Before me, Mr Adenekan renews the application for permission but on slightly different grounds, although he is correct to assert that both grounds, in fact, are said to engage Article 6(1) of the European Convention for the Protection of Human Rights and Fundamental Freedoms, namely the right to a fair trial. He no longer focuses on the hearing in the absence of the applicant, but rather on the failure of the district judge to pay attention to the documents that had been placed before the court and to give a reasoned judgment. He relies on a note in Stone's Justices' Manual to the effect that it is a requirement of a fair trial in both criminal and civil matters that a court should give reasons for its judgment. The note goes on, "The extent of the duty to give reasons may, however, vary according to the nature of the decision."

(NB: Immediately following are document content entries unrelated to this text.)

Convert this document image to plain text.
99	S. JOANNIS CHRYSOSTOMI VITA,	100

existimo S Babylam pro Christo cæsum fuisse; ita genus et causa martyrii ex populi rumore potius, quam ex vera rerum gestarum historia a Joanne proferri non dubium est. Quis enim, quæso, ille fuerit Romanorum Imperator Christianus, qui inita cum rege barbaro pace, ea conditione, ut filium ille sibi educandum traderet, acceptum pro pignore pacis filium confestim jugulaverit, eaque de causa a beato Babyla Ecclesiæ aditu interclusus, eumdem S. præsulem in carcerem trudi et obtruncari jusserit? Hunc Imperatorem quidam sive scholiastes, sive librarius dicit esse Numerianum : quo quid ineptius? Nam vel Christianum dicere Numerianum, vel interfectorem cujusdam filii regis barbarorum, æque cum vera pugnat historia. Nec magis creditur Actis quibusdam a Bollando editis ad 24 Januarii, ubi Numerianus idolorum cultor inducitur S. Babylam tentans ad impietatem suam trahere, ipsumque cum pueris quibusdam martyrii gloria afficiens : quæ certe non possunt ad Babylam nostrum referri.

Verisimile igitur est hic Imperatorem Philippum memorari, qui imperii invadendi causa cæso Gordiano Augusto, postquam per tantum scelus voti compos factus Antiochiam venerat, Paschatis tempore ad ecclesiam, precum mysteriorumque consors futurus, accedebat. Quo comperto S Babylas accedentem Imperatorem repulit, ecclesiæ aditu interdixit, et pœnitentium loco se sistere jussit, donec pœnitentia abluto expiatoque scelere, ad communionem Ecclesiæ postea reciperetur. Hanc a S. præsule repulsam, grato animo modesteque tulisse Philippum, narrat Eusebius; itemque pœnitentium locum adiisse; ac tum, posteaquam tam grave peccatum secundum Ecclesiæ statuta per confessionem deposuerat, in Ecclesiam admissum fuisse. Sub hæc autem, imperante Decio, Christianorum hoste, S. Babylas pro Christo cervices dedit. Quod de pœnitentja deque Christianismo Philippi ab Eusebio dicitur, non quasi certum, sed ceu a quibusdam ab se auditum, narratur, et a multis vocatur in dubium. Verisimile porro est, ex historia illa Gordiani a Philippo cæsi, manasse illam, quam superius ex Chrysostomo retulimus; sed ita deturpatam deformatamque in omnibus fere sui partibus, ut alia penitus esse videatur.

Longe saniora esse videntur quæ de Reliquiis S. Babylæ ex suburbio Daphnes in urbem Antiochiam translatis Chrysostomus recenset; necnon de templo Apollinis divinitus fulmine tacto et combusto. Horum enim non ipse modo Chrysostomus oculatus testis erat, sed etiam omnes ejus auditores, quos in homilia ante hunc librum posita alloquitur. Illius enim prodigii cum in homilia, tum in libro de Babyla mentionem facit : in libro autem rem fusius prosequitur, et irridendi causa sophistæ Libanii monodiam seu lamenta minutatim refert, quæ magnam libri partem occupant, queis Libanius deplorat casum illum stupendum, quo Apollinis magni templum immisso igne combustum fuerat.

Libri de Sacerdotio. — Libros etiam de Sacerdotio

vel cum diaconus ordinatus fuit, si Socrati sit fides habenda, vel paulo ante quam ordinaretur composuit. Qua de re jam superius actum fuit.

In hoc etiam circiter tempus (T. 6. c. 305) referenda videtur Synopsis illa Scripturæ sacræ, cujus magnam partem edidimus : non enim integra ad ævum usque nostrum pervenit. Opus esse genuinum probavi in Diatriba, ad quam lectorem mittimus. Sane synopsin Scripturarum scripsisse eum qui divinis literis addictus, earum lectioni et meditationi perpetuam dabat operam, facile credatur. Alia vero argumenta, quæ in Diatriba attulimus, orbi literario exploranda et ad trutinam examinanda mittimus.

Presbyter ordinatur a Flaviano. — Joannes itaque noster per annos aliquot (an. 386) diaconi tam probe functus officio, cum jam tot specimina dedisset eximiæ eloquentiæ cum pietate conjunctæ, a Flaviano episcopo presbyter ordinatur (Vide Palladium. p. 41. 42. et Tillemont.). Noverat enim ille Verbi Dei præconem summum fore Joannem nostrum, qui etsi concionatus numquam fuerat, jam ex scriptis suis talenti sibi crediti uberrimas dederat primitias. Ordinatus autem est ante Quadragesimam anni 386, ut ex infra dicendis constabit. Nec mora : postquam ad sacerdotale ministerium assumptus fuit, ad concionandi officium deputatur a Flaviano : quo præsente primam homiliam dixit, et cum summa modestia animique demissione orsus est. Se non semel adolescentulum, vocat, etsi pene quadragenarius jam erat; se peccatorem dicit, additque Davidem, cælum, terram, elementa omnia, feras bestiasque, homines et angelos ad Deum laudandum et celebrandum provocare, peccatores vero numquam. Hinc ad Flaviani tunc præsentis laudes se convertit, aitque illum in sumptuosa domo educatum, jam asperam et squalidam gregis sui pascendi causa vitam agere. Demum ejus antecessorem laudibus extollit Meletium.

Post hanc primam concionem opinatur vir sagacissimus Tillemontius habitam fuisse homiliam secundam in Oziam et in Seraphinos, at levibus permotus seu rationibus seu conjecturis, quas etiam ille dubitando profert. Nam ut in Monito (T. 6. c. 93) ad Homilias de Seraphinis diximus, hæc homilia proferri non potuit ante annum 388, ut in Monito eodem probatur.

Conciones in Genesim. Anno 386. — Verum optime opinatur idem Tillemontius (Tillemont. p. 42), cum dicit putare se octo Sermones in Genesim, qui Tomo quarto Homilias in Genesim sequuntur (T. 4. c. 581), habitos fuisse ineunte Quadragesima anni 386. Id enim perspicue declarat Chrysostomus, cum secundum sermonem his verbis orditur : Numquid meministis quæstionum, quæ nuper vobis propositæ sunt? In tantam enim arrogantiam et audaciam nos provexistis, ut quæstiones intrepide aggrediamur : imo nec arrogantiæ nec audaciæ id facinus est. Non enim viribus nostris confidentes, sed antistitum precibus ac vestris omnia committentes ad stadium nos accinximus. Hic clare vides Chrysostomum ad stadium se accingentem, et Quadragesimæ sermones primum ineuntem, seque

He refers me to the well-known decision of English v Emery Reimbold and Strick Limited [2002] WLR 385 in which the Court of Appeal considered the duty of a judge to give reasons. In that case, the Master of the Rolls, Lord Phillips, cited the European decision in Torija v Spain [1994) 19 EHRR 553 at page 562, paragraph 29, in these terms:
"The court reiterates that Article 6(1) obliges the courts to give reasons for their judgments. They cannot be understood as requiring a detailed answer to every argument. The extent to which this duty to give reasons applies may vary according to the nature of the decision. It is moreover necessary to take into account inter alia the diversity of the submission that the litigant may bring before the court and the differences existing in the contracting states with regard to statutory provisions, customary rules, legal opinion, the presentation and drafting of documents. That is why the question of whether a court has failed to fulfil the obligation to state reasons, deriving from Article 6 of the Convention, can only be determined in the light of the circumstances of the case.

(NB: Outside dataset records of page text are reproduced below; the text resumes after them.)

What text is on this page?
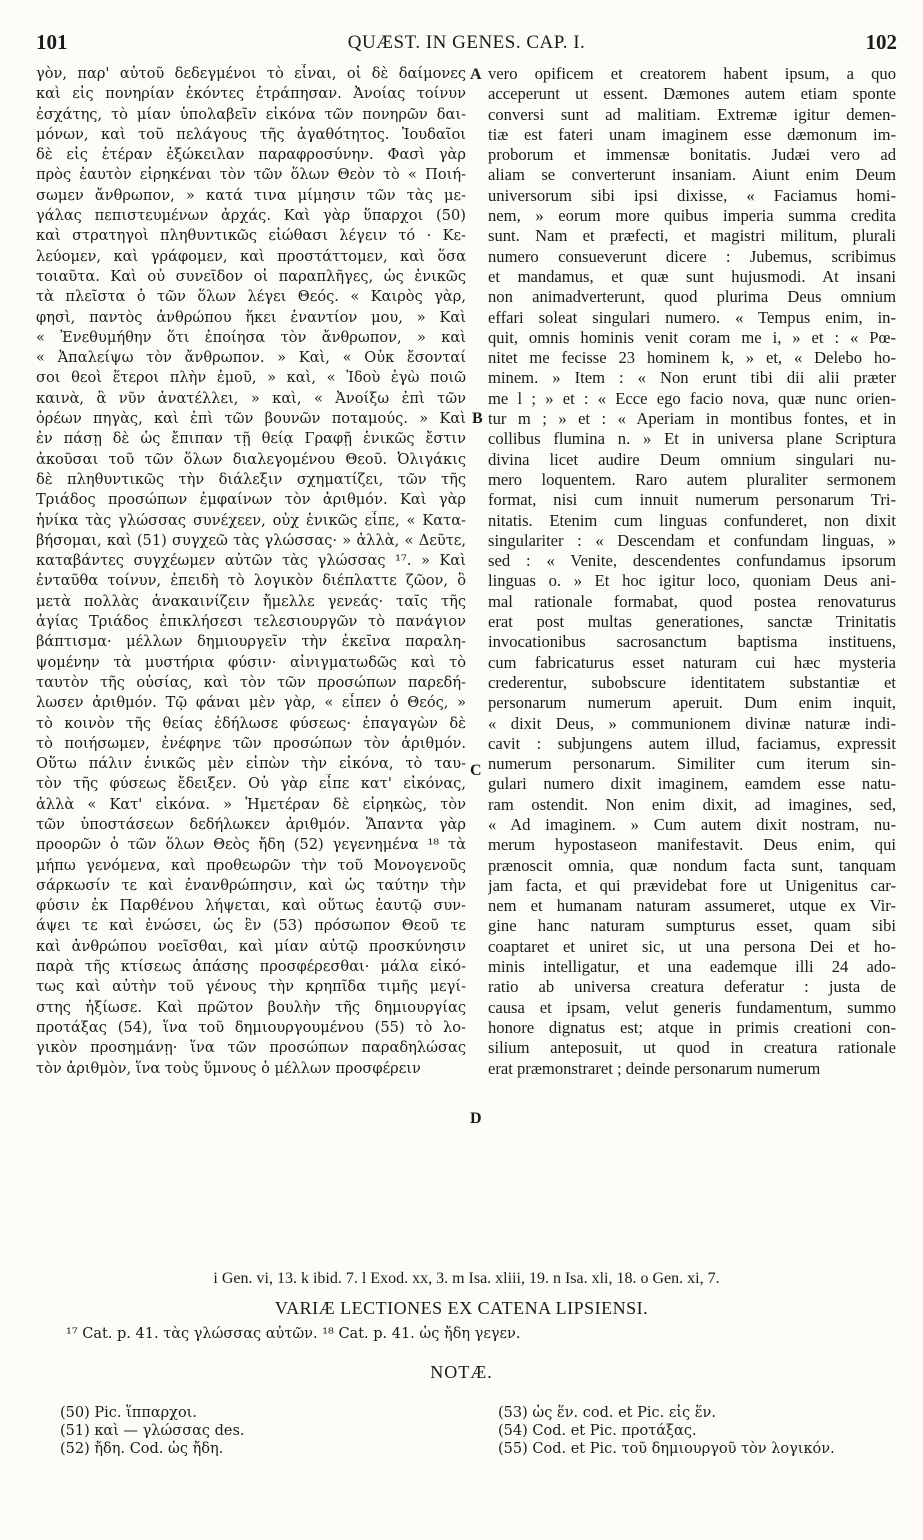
101	QUÆST. IN GENES. CAP. I.	102
γὸν, παρ' αὐτοῦ δεδεγμένοι τὸ εἶναι, οἱ δὲ δαίμονες
καὶ εἰς πονηρίαν ἑκόντες ἐτράπησαν. Ἀνοίας τοίνυν
ἐσχάτης, τὸ μίαν ὑπολαβεῖν εἰκόνα τῶν πονηρῶν δαι-
μόνων, καὶ τοῦ πελάγους τῆς ἀγαθότητος. Ἰουδαῖοι
δὲ εἰς ἑτέραν ἐξώκειλαν παραφροσύνην. Φασὶ γὰρ
πρὸς ἑαυτὸν εἰρηκέναι τὸν τῶν ὅλων Θεὸν τὸ « Ποιή-
σωμεν ἄνθρωπον, » κατά τινα μίμησιν τῶν τὰς με-
γάλας πεπιστευμένων ἀρχάς. Καὶ γὰρ ὕπαρχοι (50)
καὶ στρατηγοὶ πληθυντικῶς εἰώθασι λέγειν τό · Κε-
λεύομεν, καὶ γράφομεν, καὶ προστάττομεν, καὶ ὅσα
τοιαῦτα. Καὶ οὐ συνεῖδον οἱ παραπλῆγες, ὡς ἑνικῶς
τὰ πλεῖστα ὁ τῶν ὅλων λέγει Θεός. « Καιρὸς γὰρ,
φησὶ, παντὸς ἀνθρώπου ἥκει ἐναντίον μου, » Καὶ
« Ἐνεθυμήθην ὅτι ἐποίησα τὸν ἄνθρωπον, » καὶ
« Ἀπαλείψω τὸν ἄνθρωπον. » Καὶ, « Οὐκ ἔσονταί
σοι θεοὶ ἕτεροι πλὴν ἐμοῦ, » καὶ, « Ἰδοὺ ἐγὼ ποιῶ
καινὰ, ἃ νῦν ἀνατέλλει, » καὶ, « Ἀνοίξω ἐπὶ τῶν
ὀρέων πηγὰς, καὶ ἐπὶ τῶν βουνῶν ποταμούς. » Καὶ
ἐν πάσῃ δὲ ὡς ἔπιπαν τῇ θείᾳ Γραφῇ ἑνικῶς ἔστιν
ἀκοῦσαι τοῦ τῶν ὅλων διαλεγομένου Θεοῦ. Ὀλιγάκις
δὲ πληθυντικῶς τὴν διάλεξιν σχηματίζει, τῶν τῆς
Τριάδος προσώπων ἐμφαίνων τὸν ἀριθμόν. Καὶ γὰρ
ἡνίκα τὰς γλώσσας συνέχεεν, οὐχ ἑνικῶς εἶπε, « Κατα-
βήσομαι, καὶ (51) συγχεῶ τὰς γλώσσας· » ἀλλὰ, « Δεῦτε,
καταβάντες συγχέωμεν αὐτῶν τὰς γλώσσας ¹⁷. » Καὶ
ἐνταῦθα τοίνυν, ἐπειδὴ τὸ λογικὸν διέπλαττε ζῶον, ὃ
μετὰ πολλὰς ἀνακαινίζειν ἤμελλε γενεάς· ταῖς τῆς
ἁγίας Τριάδος ἐπικλήσεσι τελεσιουργῶν τὸ πανάγιον
βάπτισμα· μέλλων δημιουργεῖν τὴν ἐκεῖνα παραλη-
ψομένην τὰ μυστήρια φύσιν· αἰνιγματωδῶς καὶ τὸ
ταυτὸν τῆς οὐσίας, καὶ τὸν τῶν προσώπων παρεδή-
λωσεν ἀριθμόν. Τῷ φάναι μὲν γὰρ, « εἶπεν ὁ Θεός, »
τὸ κοινὸν τῆς θείας ἐδήλωσε φύσεως· ἐπαγαγὼν δὲ
τὸ ποιήσωμεν, ἐνέφηνε τῶν προσώπων τὸν ἀριθμόν.
Οὕτω πάλιν ἑνικῶς μὲν εἰπὼν τὴν εἰκόνα, τὸ ταυ-
τὸν τῆς φύσεως ἔδειξεν. Οὐ γὰρ εἶπε κατ' εἰκόνας,
ἀλλὰ « Κατ' εἰκόνα. » Ἡμετέραν δὲ εἰρηκὼς, τὸν
τῶν ὑποστάσεων δεδήλωκεν ἀριθμόν. Ἅπαντα γὰρ
προορῶν ὁ τῶν ὅλων Θεὸς ἤδη (52) γεγενημένα ¹⁸ τὰ
μήπω γενόμενα, καὶ προθεωρῶν τὴν τοῦ Μονογενοῦς
σάρκωσίν τε καὶ ἐνανθρώπησιν, καὶ ὡς ταύτην τὴν
φύσιν ἐκ Παρθένου λήψεται, καὶ οὕτως ἑαυτῷ συν-
άψει τε καὶ ἑνώσει, ὡς ἓν (53) πρόσωπον Θεοῦ τε
καὶ ἀνθρώπου νοεῖσθαι, καὶ μίαν αὐτῷ προσκύνησιν
παρὰ τῆς κτίσεως ἁπάσης προσφέρεσθαι· μάλα εἰκό-
τως καὶ αὐτὴν τοῦ γένους τὴν κρηπῖδα τιμῆς μεγί-
στης ἠξίωσε. Καὶ πρῶτον βουλὴν τῆς δημιουργίας
προτάξας (54), ἵνα τοῦ δημιουργουμένου (55) τὸ λο-
γικὸν προσημάνῃ· ἵνα τῶν προσώπων παραδηλώσας
τὸν ἀριθμὸν, ἵνα τοὺς ὕμνους ὁ μέλλων προσφέρειν
vero opificem et creatorem habent ipsum, a quo
acceperunt ut essent. Dæmones autem etiam sponte
conversi sunt ad malitiam. Extremæ igitur demen-
tiæ est fateri unam imaginem esse dæmonum im-
proborum et immensæ bonitatis. Judæi vero ad
aliam se converterunt insaniam. Aiunt enim Deum
universorum sibi ipsi dixisse, « Faciamus homi-
nem, » eorum more quibus imperia summa credita
sunt. Nam et præfecti, et magistri militum, plurali
numero consueverunt dicere : Jubemus, scribimus
et mandamus, et quæ sunt hujusmodi. At insani
non animadverterunt, quod plurima Deus omnium
effari soleat singulari numero. « Tempus enim, in-
quit, omnis hominis venit coram me i, » et : « Pœ-
nitet me fecisse 23 hominem k, » et, « Delebo ho-
minem. » Item : « Non erunt tibi dii alii præter
me l ; » et : « Ecce ego facio nova, quæ nunc orien-
tur m ; » et : « Aperiam in montibus fontes, et in
collibus flumina n. » Et in universa plane Scriptura
divina licet audire Deum omnium singulari nu-
mero loquentem. Raro autem pluraliter sermonem
format, nisi cum innuit numerum personarum Tri-
nitatis. Etenim cum linguas confunderet, non dixit
singulariter : « Descendam et confundam linguas, »
sed : « Venite, descendentes confundamus ipsorum
linguas o. » Et hoc igitur loco, quoniam Deus ani-
mal rationale formabat, quod postea renovaturus
erat post multas generationes, sanctæ Trinitatis
invocationibus sacrosanctum baptisma instituens,
cum fabricaturus esset naturam cui hæc mysteria
crederentur, subobscure identitatem substantiæ et
personarum numerum aperuit. Dum enim inquit,
« dixit Deus, » communionem divinæ naturæ indi-
cavit : subjungens autem illud, faciamus, expressit
numerum personarum. Similiter cum iterum sin-
gulari numero dixit imaginem, eamdem esse natu-
ram ostendit. Non enim dixit, ad imagines, sed,
« Ad imaginem. » Cum autem dixit nostram, nu-
merum hypostaseon manifestavit. Deus enim, qui
prænoscit omnia, quæ nondum facta sunt, tanquam
jam facta, et qui prævidebat fore ut Unigenitus car-
nem et humanam naturam assumeret, utque ex Vir-
gine hanc naturam sumpturus esset, quam sibi
coaptaret et uniret sic, ut una persona Dei et ho-
minis intelligatur, et una eademque illi 24 ado-
ratio ab universa creatura deferatur : justa de
causa et ipsam, velut generis fundamentum, summo
honore dignatus est; atque in primis creationi con-
silium anteposuit, ut quod in creatura rationale
erat præmonstraret ; deinde personarum numerum
A
B
C
D
i Gen. vi, 13. k ibid. 7. l Exod. xx, 3. m Isa. xliii, 19. n Isa. xli, 18. o Gen. xi, 7.
VARIÆ LECTIONES EX CATENA LIPSIENSI.
¹⁷ Cat. p. 41. τὰς γλώσσας αὐτῶν. ¹⁸ Cat. p. 41. ὡς ἤδη γεγεν.
NOTÆ.
(50) Pic. ἵππαρχοι.
(51) καὶ — γλώσσας des.
(52) ἤδη. Cod. ὡς ἤδη.
(53) ὡς ἕν. cod. et Pic. εἰς ἕν.
(54) Cod. et Pic. προτάξας.
(55) Cod. et Pic. τοῦ δημιουργοῦ τὸν λογικόν.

What are the circumstances of this case? In this case, the applicant did not attend, and neither did his lawyers. No arguments were advanced which required the district judge to condescend to explanation to elaborate upon why he was rejecting that same contention proffered to him. The case was put before him as a liability to pay, and there is no reason for not accepting what Claudette Gayle said, namely that she advised the district judge that the case had come up before and gave a brief synopsis of the case. There is no further detail of what she said but no reason to doubt that she did that which she describes responsibly and appropriately.

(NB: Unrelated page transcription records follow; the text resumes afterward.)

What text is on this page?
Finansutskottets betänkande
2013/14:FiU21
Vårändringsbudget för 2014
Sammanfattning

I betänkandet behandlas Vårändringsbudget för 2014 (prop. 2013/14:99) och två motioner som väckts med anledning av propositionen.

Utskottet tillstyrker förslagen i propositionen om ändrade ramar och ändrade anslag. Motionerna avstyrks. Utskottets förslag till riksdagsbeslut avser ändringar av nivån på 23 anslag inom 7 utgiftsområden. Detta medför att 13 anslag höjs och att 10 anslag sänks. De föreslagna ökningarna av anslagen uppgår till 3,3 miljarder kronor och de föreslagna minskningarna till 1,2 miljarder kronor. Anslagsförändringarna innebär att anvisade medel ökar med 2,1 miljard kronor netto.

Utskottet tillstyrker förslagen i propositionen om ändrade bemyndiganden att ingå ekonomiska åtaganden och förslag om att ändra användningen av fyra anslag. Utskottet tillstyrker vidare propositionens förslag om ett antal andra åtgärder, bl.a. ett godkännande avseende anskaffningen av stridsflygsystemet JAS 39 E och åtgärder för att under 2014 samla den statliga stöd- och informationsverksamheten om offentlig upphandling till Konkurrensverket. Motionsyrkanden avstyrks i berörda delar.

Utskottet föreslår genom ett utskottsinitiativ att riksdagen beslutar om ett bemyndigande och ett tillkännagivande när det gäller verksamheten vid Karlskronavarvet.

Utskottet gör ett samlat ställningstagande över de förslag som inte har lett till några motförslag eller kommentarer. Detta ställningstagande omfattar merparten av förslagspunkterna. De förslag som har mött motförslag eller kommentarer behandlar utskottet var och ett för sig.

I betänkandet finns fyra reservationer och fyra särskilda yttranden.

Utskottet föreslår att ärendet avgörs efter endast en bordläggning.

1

The judge granted the orders. It would have been plain to anyone sitting in court that he granted the orders because the basis for the liability had been established by what had been said, and nothing had been contended to the contrary. In my judgment there is no breach of Article 6. This renewed application, although made attractively and with cogency, fails.
MR ADENEKAN: Thank you, my Lord.
MR JUSTICE LEVESON: Thank you very much indeed.